Mandy, avachie sur sa chaise, se mit à déglutir, tandis que du bout de l’index, elle jouait avec le petit verre qui se trouvait sur la table. Avec peine, elle énonça son nom comme on appelle un condamné à mort.

« Carmen Sanchez, disparue le 9 août 1950. 1m75, peau halée, yeux bleus, cheveux noirs. Vue pour la dernière fois au port de Valence, en compagnie d’Antonio Rodriguez, de Carol Lynn et de deux autres personnes non-identifiées avant son départ pour l’Islande. » Mais elle ne put retenir un rire qui sonnait faux, tandis que ses yeux devenaient de plus en plus humides. « Je l’ai répété tellement de fois que je le connais par cœur. »

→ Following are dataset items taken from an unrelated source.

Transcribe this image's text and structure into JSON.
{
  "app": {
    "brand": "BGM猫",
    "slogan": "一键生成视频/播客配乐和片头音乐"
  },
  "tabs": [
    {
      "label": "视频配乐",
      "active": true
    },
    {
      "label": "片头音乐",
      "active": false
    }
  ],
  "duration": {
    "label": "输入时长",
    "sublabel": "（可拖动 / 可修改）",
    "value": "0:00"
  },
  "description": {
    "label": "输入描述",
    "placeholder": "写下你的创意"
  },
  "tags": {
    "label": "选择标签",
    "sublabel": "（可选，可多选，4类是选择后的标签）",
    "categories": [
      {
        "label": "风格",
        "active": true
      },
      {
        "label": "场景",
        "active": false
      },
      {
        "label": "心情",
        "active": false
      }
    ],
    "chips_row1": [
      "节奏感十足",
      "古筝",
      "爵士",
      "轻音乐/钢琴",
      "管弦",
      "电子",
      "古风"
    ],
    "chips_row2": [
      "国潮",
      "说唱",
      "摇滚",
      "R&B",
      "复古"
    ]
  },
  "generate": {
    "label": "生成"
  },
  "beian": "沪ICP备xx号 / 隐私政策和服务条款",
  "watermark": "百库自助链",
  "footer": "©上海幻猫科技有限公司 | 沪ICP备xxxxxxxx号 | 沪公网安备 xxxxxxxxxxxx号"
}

Cela expliquait sa présence en ces lieux : elle était hantée par cette disparition et ne pouvait se résoudre à quitter la ville qui avait posé ses yeux sur elle pour la dernière fois. 

« Et qu’était-elle pour vous ? la questionna Tenenbaum.

— Oh, elle fut beaucoup de choses pour moi : une amie, une compagnonne, une confidente. Malheureusement, j’ai aussi cru pendant un temps qu’elle pouvait être plus que ça. Mais lorsqu’elle est partie sans laisser de traces, j’ai réalisé que je n’étais à ces yeux qu’un simple amour de jeunesse. Pourtant, mon amour indéfectible m’a conduit à m’investir dans l’Ordre international des Pions. A mes risques et périls, je suis devenue le Pion noir, et j’ai parcouru le monde entier à sa recherche, en vain.

— Vous n’avez jamais pensé qu’elle ait pu vous quitter pour une autre raison ? demanda Tenenbaum.

— Bercez-vous d’illusion si ça vous plaît. Mais moi, je sais qu’il n’existe qu’une seule raison pour qu’autant de gens aient disparu en si peu de temps. Je suis rentré en contact avec les proches de Carol Lynn, la femme qui l’accompagnait. Ils m’ont parlé d’Antonio Rodriguez, l’homme qui a enrôlé ma Carmen ; un gérant hors-pair qui possédait plusieurs bars, et des centaines de sex-shops et autres peep-shows tout le long des plages espagnoles, jusqu’au moment où tout a fermé du jour au lendemain. Les gens ont cru à une faillite, mais le fait est que tout fonctionnait à merveille pour lui. Avec la famille de Carol Lynn, nous avons donc récupéré les comptes de ses propriétés et nous avons dû les éplucher une bonne centaine de fois. Nous n’avons rien remarqué de suspect, jusqu’au jour où nous avons repéré la signature d’un certain Sander Cohen. De là, nous avons pu faire le rapprochement avec les autres disparitions qui ont eu lieu à peu près à la même époque. Et c’est durant cette période de recherches que j’ai entendu parler de l’Ordre que cet abruti de Lutwidge était sur le point de créer. Dès 1956, j’étais devenue un membre à part entière.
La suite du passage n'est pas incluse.